On a cru y rester. Prisonniers à jamais du creux d'une montagne enneigée, pendant l'une des journées les plus froides de l'année. Alors que nos mollets et nos cuisses nous imploraient d'arrêter, le soleil descendant nous criait de nous activer. Récit d'une randonnée sportive dans les montagnes du sentier des Caps.

Que ceux qui croient qu'une randonnée en raquette est une balade du dimanche aillent se rhabiller. Sur le sentier des Caps de Charlevoix, on comprend vite la définition de l'expression «raquette de montagne». Ouvert aux marcheurs l'été et aux fondeurs et raquetteurs l'hiver, le sentier des Caps offre plusieurs kilomètres de sentiers serpentant les montagnes qui bordent le fleuve Saint-Laurent, de Cap-Tourmente à Petite-Rivière-Saint-François.

S'il est possible de parcourir l'été le sentier d'une extrémité à l'autre, l'hiver, seule la portion reliant Saint-Tite-des-Caps à Petite-Rivière-Saint-François est ouverte aux raquetteurs pour de longues randonnées de quatre jours avec nuits en refuge. Il est aussi possible de boucler, dans ces deux secteurs, une randonnée en une journée. Ceux qui n'ont pas de raquettes peuvent en louer.

«Nous avons la chance d'avoir le fleuve et les montagnes», observe Linda Paradis, responsable de l'accueil et directrice de l'administration de la corporation qui gère le sentier. Et de la neige en abondance, pourrait-on ajouter. Alors que le sud du Québec pleurait en janvier la disparition de l'amas de neige reçu en décembre, Charlevoix croulait sous la poudreuse. En date du 20 janvier, la région avait reçu 326 cm de neige depuis le début de l'hiver. Rien pour faciliter notre randonnée.

Nous chaussons nos raquettes à Saint-Tite-des-Caps. Après avoir aisément navigué dans la forêt longeant le Petit Lac et traversé cette étendue d'eau qui offre un coup d'oeil féerique, l'exercice physique commence. Malgré un mercure au-dessous de -20 °C, la montée nous donne envie de desserrer notre foulard et d'enlever nos mitaines. On rejoint alors le premier belvédère. La vue est sublime. Le fleuve est à nos pieds, fumant. Les îles de l'archipel de Montmagny semblent voguer au milieu des blocs de glace scintillants.
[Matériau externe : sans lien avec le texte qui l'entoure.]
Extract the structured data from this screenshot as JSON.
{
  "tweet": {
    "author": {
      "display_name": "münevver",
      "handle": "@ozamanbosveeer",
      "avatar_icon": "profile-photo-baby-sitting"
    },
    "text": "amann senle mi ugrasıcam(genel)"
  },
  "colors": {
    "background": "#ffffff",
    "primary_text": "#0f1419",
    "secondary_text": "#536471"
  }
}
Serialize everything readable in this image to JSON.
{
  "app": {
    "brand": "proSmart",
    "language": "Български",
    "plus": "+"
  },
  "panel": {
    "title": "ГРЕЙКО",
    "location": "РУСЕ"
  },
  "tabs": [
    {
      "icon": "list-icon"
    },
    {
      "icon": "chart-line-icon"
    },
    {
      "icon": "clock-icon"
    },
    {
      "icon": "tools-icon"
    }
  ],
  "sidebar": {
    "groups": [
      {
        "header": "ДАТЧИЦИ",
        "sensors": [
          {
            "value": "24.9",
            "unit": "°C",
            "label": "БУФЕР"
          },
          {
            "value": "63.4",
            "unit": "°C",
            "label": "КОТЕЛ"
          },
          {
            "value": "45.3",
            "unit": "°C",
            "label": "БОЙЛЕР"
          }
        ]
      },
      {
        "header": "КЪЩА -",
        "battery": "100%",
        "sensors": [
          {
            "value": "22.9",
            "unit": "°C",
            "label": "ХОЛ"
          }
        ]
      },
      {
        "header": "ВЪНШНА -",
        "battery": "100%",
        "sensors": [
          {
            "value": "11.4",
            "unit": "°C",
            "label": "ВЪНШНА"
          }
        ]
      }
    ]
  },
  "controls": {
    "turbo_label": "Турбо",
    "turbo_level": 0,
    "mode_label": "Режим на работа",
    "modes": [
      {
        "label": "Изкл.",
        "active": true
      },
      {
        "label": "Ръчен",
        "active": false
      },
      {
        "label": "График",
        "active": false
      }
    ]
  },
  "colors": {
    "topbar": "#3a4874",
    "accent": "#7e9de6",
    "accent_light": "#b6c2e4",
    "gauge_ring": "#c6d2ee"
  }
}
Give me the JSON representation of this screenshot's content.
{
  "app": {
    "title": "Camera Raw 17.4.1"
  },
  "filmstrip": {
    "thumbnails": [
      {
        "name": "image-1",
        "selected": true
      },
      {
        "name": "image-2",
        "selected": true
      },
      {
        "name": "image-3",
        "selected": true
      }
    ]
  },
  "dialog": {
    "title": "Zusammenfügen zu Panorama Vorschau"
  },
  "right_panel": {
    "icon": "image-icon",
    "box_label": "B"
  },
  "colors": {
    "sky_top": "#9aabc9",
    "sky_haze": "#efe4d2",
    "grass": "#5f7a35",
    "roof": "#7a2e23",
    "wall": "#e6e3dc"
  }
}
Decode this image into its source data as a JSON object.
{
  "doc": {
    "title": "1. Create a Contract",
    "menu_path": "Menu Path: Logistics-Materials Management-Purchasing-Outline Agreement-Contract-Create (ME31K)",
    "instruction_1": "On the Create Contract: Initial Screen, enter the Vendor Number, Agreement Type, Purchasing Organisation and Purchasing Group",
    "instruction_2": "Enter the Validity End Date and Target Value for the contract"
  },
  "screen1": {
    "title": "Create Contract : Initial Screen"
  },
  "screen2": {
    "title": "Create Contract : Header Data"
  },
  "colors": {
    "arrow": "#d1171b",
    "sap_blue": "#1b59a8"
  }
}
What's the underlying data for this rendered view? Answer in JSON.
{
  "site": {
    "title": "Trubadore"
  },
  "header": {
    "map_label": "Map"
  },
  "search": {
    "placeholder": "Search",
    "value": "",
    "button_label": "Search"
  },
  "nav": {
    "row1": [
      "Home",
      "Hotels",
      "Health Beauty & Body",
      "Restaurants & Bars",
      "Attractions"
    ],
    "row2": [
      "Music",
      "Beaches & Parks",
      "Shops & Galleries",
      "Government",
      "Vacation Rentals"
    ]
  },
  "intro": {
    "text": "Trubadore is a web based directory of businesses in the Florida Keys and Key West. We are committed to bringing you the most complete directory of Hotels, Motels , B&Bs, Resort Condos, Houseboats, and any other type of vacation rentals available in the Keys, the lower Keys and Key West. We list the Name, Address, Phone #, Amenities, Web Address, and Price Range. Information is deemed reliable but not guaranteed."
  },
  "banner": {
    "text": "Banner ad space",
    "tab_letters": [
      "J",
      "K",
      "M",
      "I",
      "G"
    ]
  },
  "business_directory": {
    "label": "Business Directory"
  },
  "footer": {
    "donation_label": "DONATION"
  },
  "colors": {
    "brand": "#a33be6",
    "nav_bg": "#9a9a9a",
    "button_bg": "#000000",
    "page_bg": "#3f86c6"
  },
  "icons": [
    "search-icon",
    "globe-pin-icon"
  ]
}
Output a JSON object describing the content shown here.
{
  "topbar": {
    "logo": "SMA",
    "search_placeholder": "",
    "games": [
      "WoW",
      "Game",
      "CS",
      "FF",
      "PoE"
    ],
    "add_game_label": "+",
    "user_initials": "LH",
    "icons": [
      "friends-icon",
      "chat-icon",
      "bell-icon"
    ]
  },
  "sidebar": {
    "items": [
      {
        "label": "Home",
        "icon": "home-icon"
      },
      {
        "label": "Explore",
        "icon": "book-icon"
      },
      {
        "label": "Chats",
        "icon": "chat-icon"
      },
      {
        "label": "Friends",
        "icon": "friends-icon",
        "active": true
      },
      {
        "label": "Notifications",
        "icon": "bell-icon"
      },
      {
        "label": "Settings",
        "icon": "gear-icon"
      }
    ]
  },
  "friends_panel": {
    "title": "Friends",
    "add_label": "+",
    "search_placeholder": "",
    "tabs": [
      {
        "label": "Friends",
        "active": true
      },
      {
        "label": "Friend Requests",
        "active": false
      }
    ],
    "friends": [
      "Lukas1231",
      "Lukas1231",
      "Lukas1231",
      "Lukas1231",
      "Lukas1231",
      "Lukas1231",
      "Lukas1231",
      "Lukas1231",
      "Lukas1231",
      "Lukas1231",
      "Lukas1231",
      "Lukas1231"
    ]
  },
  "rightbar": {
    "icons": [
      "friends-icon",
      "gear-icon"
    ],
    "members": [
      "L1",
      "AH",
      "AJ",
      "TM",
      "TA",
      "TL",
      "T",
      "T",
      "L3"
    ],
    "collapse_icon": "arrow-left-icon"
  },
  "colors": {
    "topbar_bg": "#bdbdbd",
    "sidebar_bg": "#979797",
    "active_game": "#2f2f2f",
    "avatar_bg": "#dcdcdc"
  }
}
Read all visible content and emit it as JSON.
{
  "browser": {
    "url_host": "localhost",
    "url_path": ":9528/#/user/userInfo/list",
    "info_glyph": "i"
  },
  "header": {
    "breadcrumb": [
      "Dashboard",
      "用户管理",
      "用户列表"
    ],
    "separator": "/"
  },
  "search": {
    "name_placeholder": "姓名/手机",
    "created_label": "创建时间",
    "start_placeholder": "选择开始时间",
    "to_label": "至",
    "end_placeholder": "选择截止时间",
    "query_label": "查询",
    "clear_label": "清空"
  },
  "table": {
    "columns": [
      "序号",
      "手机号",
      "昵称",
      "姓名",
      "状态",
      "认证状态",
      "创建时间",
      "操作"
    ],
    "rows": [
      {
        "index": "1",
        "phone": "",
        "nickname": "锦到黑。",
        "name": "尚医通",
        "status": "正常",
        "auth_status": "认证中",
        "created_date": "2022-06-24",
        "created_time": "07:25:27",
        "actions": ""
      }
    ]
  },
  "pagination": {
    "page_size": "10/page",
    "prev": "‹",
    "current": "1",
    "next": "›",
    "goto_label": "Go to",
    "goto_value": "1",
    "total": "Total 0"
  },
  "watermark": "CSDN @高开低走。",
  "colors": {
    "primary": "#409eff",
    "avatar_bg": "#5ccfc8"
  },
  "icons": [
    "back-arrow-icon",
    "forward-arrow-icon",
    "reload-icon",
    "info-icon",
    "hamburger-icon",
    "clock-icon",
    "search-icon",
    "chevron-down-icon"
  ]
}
Avec ses 13 800 visiteurs par année, le sentier des Caps n'est plus le secret bien gardé qu'il était à ses débuts. L'hiver dernier, 7685 amateurs de raquette ont posé les pieds sur ses caps enneigés. En semaine, l'endroit est néanmoins un havre de paix. Certains sentiers ne sont pas tapés. Seul le chant des oiseaux vient briser le silence de la forêt. Et bientôt, quelques jurons poussés par les raquetteurs.

Pour les aguerris

Plutôt que de faire la boucle du cap Rouge, de niveau intermédiaire (9,3 km), nous nous dirigeons vers la Chute, un sentier difficile (8,6 km). Puisqu'en montagne, tout ce qui descend remonte bien souvent, nous nous retrouvons à patauger dans la poudreuse jusqu'aux genoux à tenter de grimper une montagne fortement inclinée au moment où le soleil semble avoir envie de se coucher.

La Chute, l'apprendrons-nous à nos dépens, est l'un des parcours les plus difficiles du sentier des Caps. «Pour les sentiers de niveaux intermédiaire et difficile, il faut être en bonne condition physique», souligne Linda Paradis.

Les familles et les randonneurs moins aguerris peuvent tout de même y trouver leur compte. «Nous suggérons alors le sentier bordant le Petit Lac et peut-être la montée jusqu'aux trois premiers belvédères», conseille-t-elle. Mais, peu importe l'effort que vous y mettrez, vos yeux seront comblés.